L'employeur peut aussi prévoir des modalités de suivi de la charte, incluant s'il le souhaite le CSE, permettant d'en évaluer la mise en œuvre pratique dans l'entreprise.

Information des salariés

4-9

Une fois la charte élaborée, l'employeur doit logiquement la rendre accessible aux salariés, soit par une information individuelle, soit par une information collective.

Il est également recommandé d'informer par écrit au salarié qui accède au télétravail régulier des conditions de mobilisation et de mise en œuvre de cette forme de travail, en fonction du lieu d’exercice du télétravail (ANI du 26 novembre 2020, art. 2.3.2). Ces informations peuvent notamment porter sur :

-la pratique du télétravail telles que le rattachement hiérarchique, les modalités d’évaluation de la charge de travail, les modalités de compte rendu et de liaison avec l’entreprise ;

-les modalités d’articulation entre télétravail et présentiel pour tenir compte notamment du maintien de la qualité du travail avec les autres salariés ;

-les équipements, leurs règles d’utilisation, leurs coûts et les assurances, etc. ;

-les règles de prise en charge des frais professionnels, telles que définies dans l’entreprise.

Dans tous les cas, le code du travail impose d'informer les salariés en télétravail de toute restriction à l'usage d'équipements ou outils informatiques ou de services de communication électronique et des sanctions en cas de non-respect de ces restrictions (voir § 9-12) (c. trav. art. L. 1222-10). Par ailleurs, les salariés doivent être informés préalablement à la mise en place d'un dispositif de contrôle de leur activité (voir § 9-3) (c. trav. art. L. 1222-4).

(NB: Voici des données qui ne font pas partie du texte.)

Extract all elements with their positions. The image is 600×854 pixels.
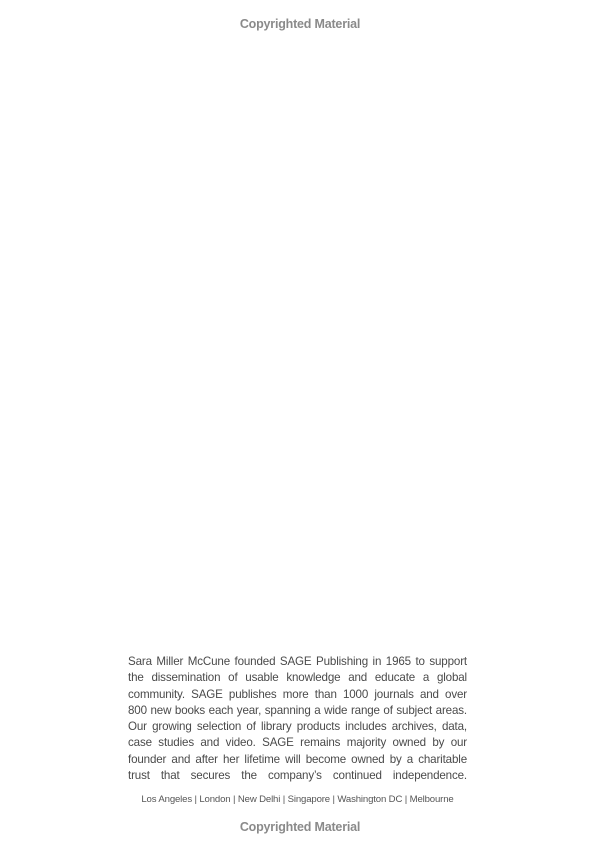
blurb-line: the dissemination of usable knowledge an…: [128, 670, 467, 686]
copyright-watermark-bottom: Copyrighted Material: [0, 820, 600, 834]
blurb-line: 800 new books each year, spanning a wide…: [128, 703, 467, 719]
blurb-line: community. SAGE publishes more than 1000…: [128, 687, 467, 703]
blurb-line: Our growing selection of library product…: [128, 719, 467, 735]
blurb-line: trust that secures the company’s continu…: [128, 768, 467, 784]
publisher-info: Sara Miller McCune founded SAGE Publishi…: [128, 654, 467, 805]
blurb-line: case studies and video. SAGE remains maj…: [128, 735, 467, 751]
office-locations: Los Angeles | London | New Delhi | Singa…: [128, 794, 467, 805]
blurb-line: Sara Miller McCune founded SAGE Publishi…: [128, 654, 467, 670]
publisher-blurb: Sara Miller McCune founded SAGE Publishi…: [128, 654, 467, 784]
blurb-line: founder and after her lifetime will beco…: [128, 752, 467, 768]
copyright-watermark-top: Copyrighted Material: [0, 17, 600, 31]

Quiz Adoption d'une charte sur le télétravail

4-10

Testez vos connaissances !

Ce quiz vous permet de déterminer l’étendue de vos connaissances sur l'adoption d'une charte relative au télétravail.

QUESTIONS

1. L'employeur peut librement opter pour la négociation d'un accord collectif sur le télétravail ou la mise en place d'une charte.

Vrai / Faux

2. L'employeur peut librement mettre fin à la charte, sans avoir à justifier sa décision.

Vrai / Faux

3. L'employeur doit consulter le CSE avant de finaliser la charte.

Vrai / Faux

4. En présence d'une charte sur le télétravail, l'acceptation du salarié pour effectuer du télétravail n'est pas nécessaire.

Vrai / Faux

5. Le contenu de la charte sur le télétravail est librement élaboré par l'employeur.

Vrai / Faux

6. La charte sur le télétravail doit préciser les modalités d'accès des travailleurs handicapés à une organisation en télétravail.

Vrai / Faux

7. L'employeur doit prévoir des modalités de suivi de la charte sur le télétravail permettant d'évaluer sa mise en œuvre pratique.

Vrai / Faux

RÉPONSES

1. L'employeur peut librement opter pour la négociation d'un accord collectif sur le télétravail ou la mise en place d'une charte.

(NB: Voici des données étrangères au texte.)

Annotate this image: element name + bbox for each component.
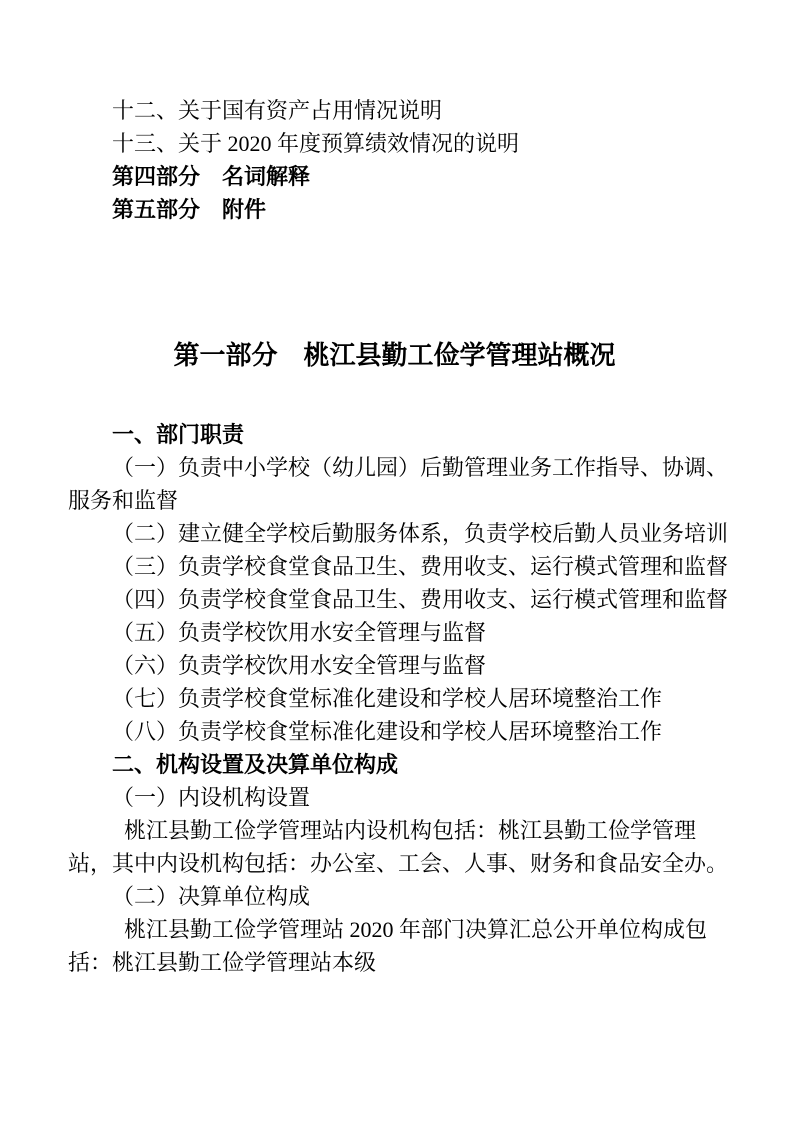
body-line: （一）负责中小学校（幼儿园）后勤管理业务工作指导、协调、 bbox=[68, 451, 721, 484]
body-line: （四）负责学校食堂食品卫生、费用收支、运行模式管理和监督 bbox=[68, 583, 721, 616]
body-line: 站，其中内设机构包括：办公室、工会、人事、财务和食品安全办。 bbox=[68, 847, 721, 880]
heading-org-structure: 二、机构设置及决算单位构成 bbox=[68, 748, 721, 781]
toc-line-12: 十二、关于国有资产占用情况说明 bbox=[68, 94, 721, 127]
toc-line-13: 十三、关于 2020 年度预算绩效情况的说明 bbox=[68, 127, 721, 160]
body-line: 服务和监督 bbox=[68, 484, 721, 517]
body-line: 括：桃江县勤工俭学管理站本级 bbox=[68, 946, 721, 979]
toc-tail: 十二、关于国有资产占用情况说明 十三、关于 2020 年度预算绩效情况的说明 第… bbox=[68, 94, 721, 226]
body-line: 桃江县勤工俭学管理站内设机构包括：桃江县勤工俭学管理 bbox=[68, 814, 721, 847]
body-line: （二）建立健全学校后勤服务体系，负责学校后勤人员业务培训 bbox=[68, 517, 721, 550]
toc-line-part5: 第五部分 附件 bbox=[68, 193, 721, 226]
body-line: （八）负责学校食堂标准化建设和学校人居环境整治工作 bbox=[68, 715, 721, 748]
body-line: （二）决算单位构成 bbox=[68, 880, 721, 913]
section-title: 第一部分 桃江县勤工俭学管理站概况 bbox=[68, 336, 721, 376]
body-line: （七）负责学校食堂标准化建设和学校人居环境整治工作 bbox=[68, 682, 721, 715]
body-line: （三）负责学校食堂食品卫生、费用收支、运行模式管理和监督 bbox=[68, 550, 721, 583]
body-line: 桃江县勤工俭学管理站 2020 年部门决算汇总公开单位构成包 bbox=[68, 913, 721, 946]
body-text: 一、部门职责 （一）负责中小学校（幼儿园）后勤管理业务工作指导、协调、 服务和监… bbox=[68, 418, 721, 979]
heading-department-duties: 一、部门职责 bbox=[68, 418, 721, 451]
body-line: （六）负责学校饮用水安全管理与监督 bbox=[68, 649, 721, 682]
document-page: 十二、关于国有资产占用情况说明 十三、关于 2020 年度预算绩效情况的说明 第… bbox=[0, 0, 793, 1122]
toc-line-part4: 第四部分 名词解释 bbox=[68, 160, 721, 193]
body-line: （一）内设机构设置 bbox=[68, 781, 721, 814]
body-line: （五）负责学校饮用水安全管理与监督 bbox=[68, 616, 721, 649]
document-content: 十二、关于国有资产占用情况说明 十三、关于 2020 年度预算绩效情况的说明 第… bbox=[68, 94, 721, 979]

Faux. Lorsque l'entreprise est dotée d'au moins un délégué syndical, l'employeur doit tenter de recourir à la négociation d'un accord collectif. Voir § 4-1.

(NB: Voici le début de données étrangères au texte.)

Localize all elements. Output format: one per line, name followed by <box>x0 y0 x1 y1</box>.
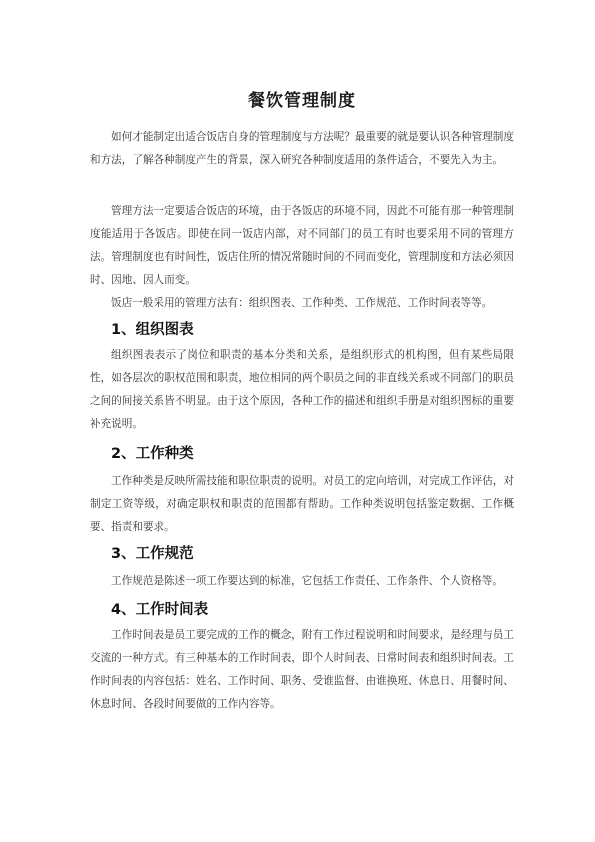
section-heading-1: 1、组织图表 <box>111 318 194 339</box>
section-heading-4: 4、工作时间表 <box>111 598 208 619</box>
section-body-3: 工作规范是陈述一项工作要达到的标准，它包括工作责任、工作条件、个人资格等。 <box>90 570 514 593</box>
page-title: 餐饮管理制度 <box>90 86 514 111</box>
intro-paragraph-3: 饭店一般采用的管理方法有：组织图表、工作种类、工作规范、工作时间表等等。 <box>90 292 514 315</box>
section-body-1: 组织图表表示了岗位和职责的基本分类和关系，是组织形式的机构图，但有某些局限性，如… <box>90 344 514 436</box>
section-heading-3: 3、工作规范 <box>111 542 194 563</box>
section-body-4: 工作时间表是员工要完成的工作的概念，附有工作过程说明和时间要求，是经理与员工交流… <box>90 624 514 716</box>
intro-paragraph-2: 管理方法一定要适合饭店的环境，由于各饭店的环境不同，因此不可能有那一种管理制度能… <box>90 200 514 292</box>
section-heading-2: 2、工作种类 <box>111 442 194 463</box>
intro-paragraph-1: 如何才能制定出适合饭店自身的管理制度与方法呢？最重要的就是要认识各种管理制度和方… <box>90 126 514 172</box>
section-body-2: 工作种类是反映所需技能和职位职责的说明。对员工的定向培训，对完成工作评估，对制定… <box>90 470 514 539</box>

2. L'employeur peut librement mettre fin à la charte, sans avoir à justifier sa décision.

Vrai, sauf si la charte prévoit des dispositions contraires. Pour ce faire, il doit suivre la procédure de dénonciation d'un usage. Voir § 4-2.

3. L'employeur doit consulter le CSE avant de finaliser la charte.

Vrai. La charte est élaborée après avis du CSE, lorsqu'il existe. Voir § 4-3.

4. En présence d'une charte sur le télétravail, l'acceptation du salarié pour effectuer du télétravail n'est pas nécessaire.

Faux. Même si le salarié occupe un poste télétravaillable au sens de la charte, l'employeur ne peut pas lui imposer le télétravail, sauf circonstances exceptionnelles ou force majeure. Voir § 4-4.

5. Le contenu de la charte sur le télétravail est librement élaboré par l'employeur.

Faux. Le code du travail fixe un minimum de clauses qui doivent être prévues dans la charte sur le télétravail. Voir § 4-5.

6. La charte sur le télétravail doit préciser les modalités d'accès des travailleurs handicapés à une organisation en télétravail.

Vrai. Cette règle légale vaut aussi lorsqu'un accord collectif sur le télétravail est conclu. Voir § 4-6.

7. L'employeur doit prévoir des modalités de suivi de la charte sur le télétravail permettant d'évaluer sa mise en œuvre pratique.

Faux. Ce n'est pas une obligation mais une simple option. Voir § 4-8.